The final agreed price is presumably closer to the one on which Russia insisted, than the one that China was willing to pay. Instead, it was decided to abandon the idea of a mandatory prepayment. “This higher price level reflects China’s willingness to pay more for cleaner fuel,” Zhou said in a report published in Shanghai after the deal was signed.
Gazprom’s contract with China will allow the company to strengthen its position in the Asian market amid the tense geopolitical situation and pressure from consumers in the West, analysts noted.
“Gazprom is under increasing geopolitical and competitive pressure to diversify its market toward the East, while China’s gas market remains supply constrained as demand continues to surge,” said Zhou.
Exports to China along with the gas project in Vladivostok will allow Gazprom to preserve the role of Russia's main player in the Asian markets. However, this will also increase the administrative and management burden on the company, according to the IHS analysts.

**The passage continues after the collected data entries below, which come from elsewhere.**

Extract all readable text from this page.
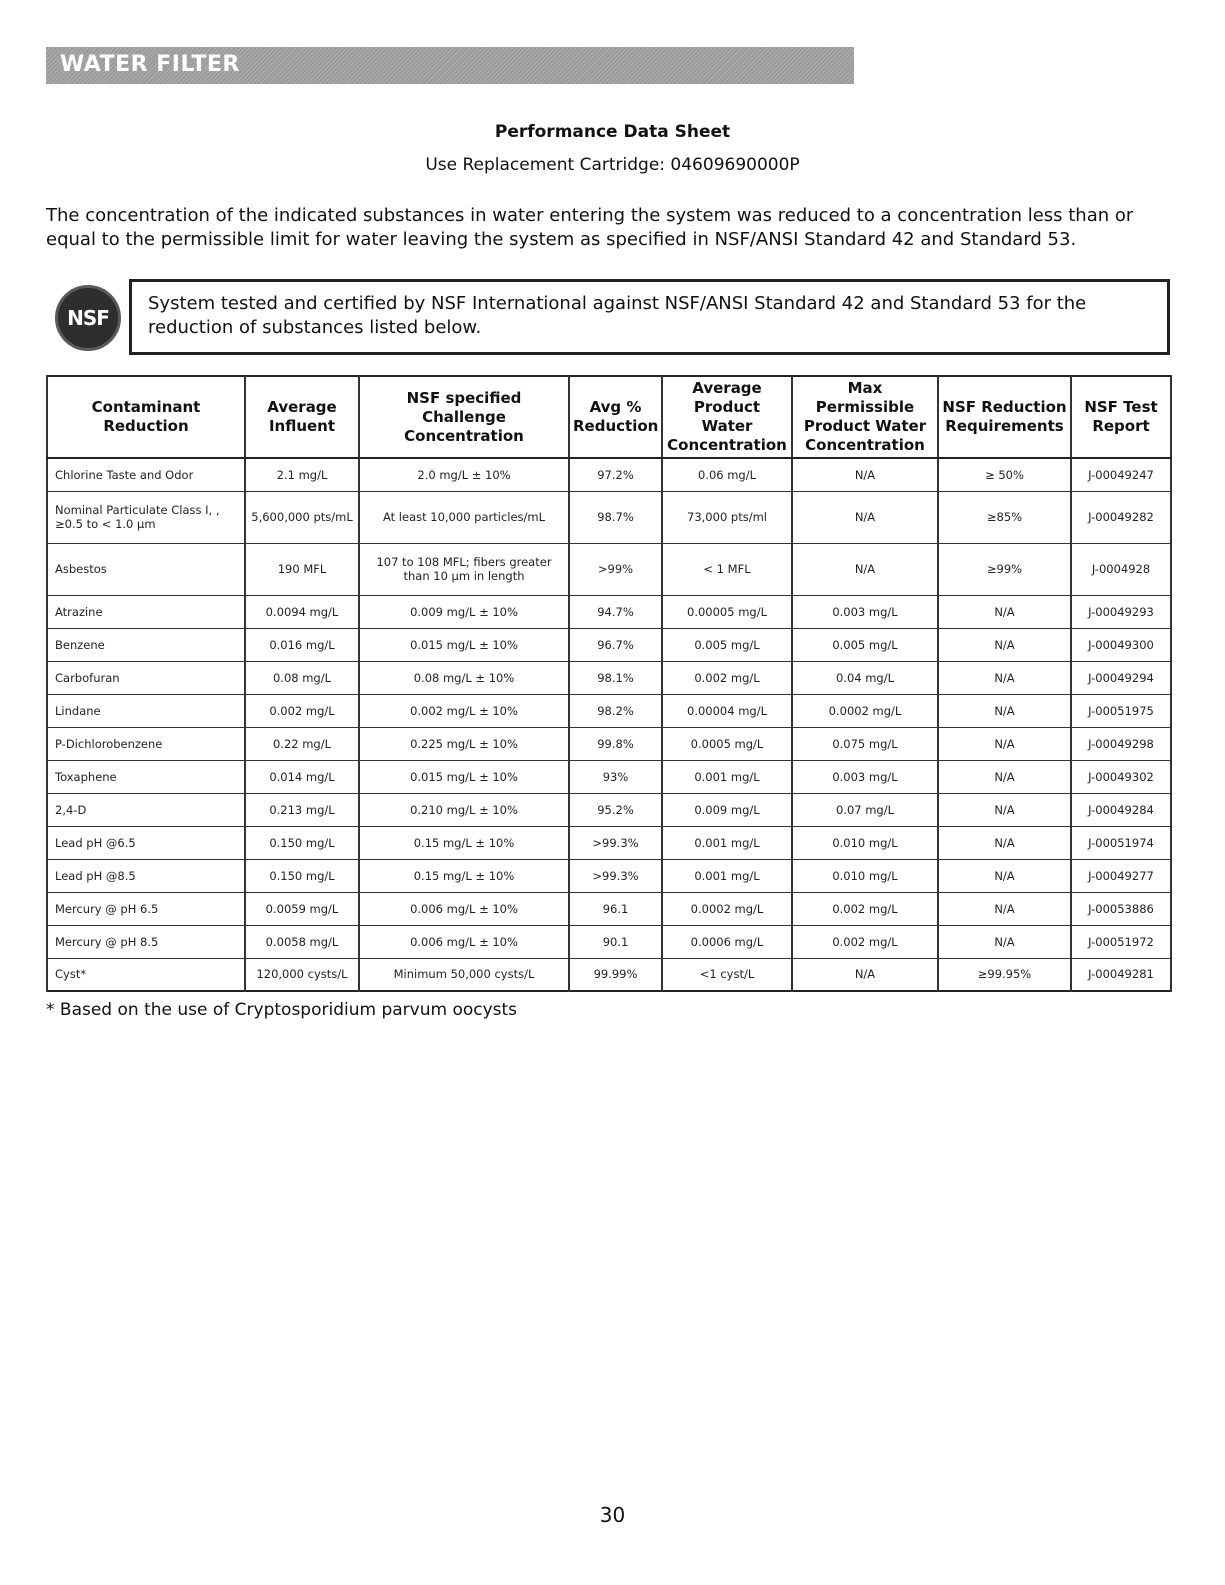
WATER FILTER
Performance Data Sheet
Use Replacement Cartridge: 04609690000P

The concentration of the indicated substances in water entering the system was reduced to a concentration less than or equal to the permissible limit for water leaving the system as specified in NSF/ANSI Standard 42 and Standard 53.

NSF
System tested and certified by NSF International against NSF/ANSI Standard 42 and Standard 53 for the reduction of substances listed below.
Contaminant Reduction	Average Influent	NSF specified Challenge Concentration	Avg % Reduction	Average Product Water Concentration	Max Permissible Product Water Concentration	NSF Reduction Requirements	NSF Test Report
Chlorine Taste and Odor	2.1 mg/L	2.0 mg/L ± 10%	97.2%	0.06 mg/L	N/A	≥ 50%	J-00049247
Nominal Particulate Class I, , ≥0.5 to < 1.0 µm	5,600,000 pts/mL	At least 10,000 particles/mL	98.7%	73,000 pts/ml	N/A	≥85%	J-00049282
Asbestos	190 MFL	107 to 108 MFL; fibers greater than 10 µm in length	>99%	< 1 MFL	N/A	≥99%	J-0004928
Atrazine	0.0094 mg/L	0.009 mg/L ± 10%	94.7%	0.00005 mg/L	0.003 mg/L	N/A	J-00049293
Benzene	0.016 mg/L	0.015 mg/L ± 10%	96.7%	0.005 mg/L	0.005 mg/L	N/A	J-00049300
Carbofuran	0.08 mg/L	0.08 mg/L ± 10%	98.1%	0.002 mg/L	0.04 mg/L	N/A	J-00049294
Lindane	0.002 mg/L	0.002 mg/L ± 10%	98.2%	0.00004 mg/L	0.0002 mg/L	N/A	J-00051975
P-Dichlorobenzene	0.22 mg/L	0.225 mg/L ± 10%	99.8%	0.0005 mg/L	0.075 mg/L	N/A	J-00049298
Toxaphene	0.014 mg/L	0.015 mg/L ± 10%	93%	0.001 mg/L	0.003 mg/L	N/A	J-00049302
2,4-D	0.213 mg/L	0.210 mg/L ± 10%	95.2%	0.009 mg/L	0.07 mg/L	N/A	J-00049284
Lead pH @6.5	0.150 mg/L	0.15 mg/L ± 10%	>99.3%	0.001 mg/L	0.010 mg/L	N/A	J-00051974
Lead pH @8.5	0.150 mg/L	0.15 mg/L ± 10%	>99.3%	0.001 mg/L	0.010 mg/L	N/A	J-00049277
Mercury @ pH 6.5	0.0059 mg/L	0.006 mg/L ± 10%	96.1	0.0002 mg/L	0.002 mg/L	N/A	J-00053886
Mercury @ pH 8.5	0.0058 mg/L	0.006 mg/L ± 10%	90.1	0.0006 mg/L	0.002 mg/L	N/A	J-00051972
Cyst*	120,000 cysts/L	Minimum 50,000 cysts/L	99.99%	<1 cyst/L	N/A	≥99.95%	J-00049281
* Based on the use of Cryptosporidium parvum oocysts
30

The Russian gas supplied under the new contract will be consumed primarily in the northeastern provinces of China, the experts said. Russian gas giant Gazprom and China’s CNPC earlier in the day signed the 30-year contract on the sale of Russian gas to China at a volume of 38 billion cubic meters per year with delivery via an eastern route.
Gazprom CEO Alexei Miller declined to name the contract price for gas, citing commercial secrets. He did, however, say that the cost of the entire contract was $400 billion, which if calculated, comes to around $350 per 1,000 cubic meters.
Miller also specified that $55 billion in investments will be used for oilfield development and the construction of a pipeline.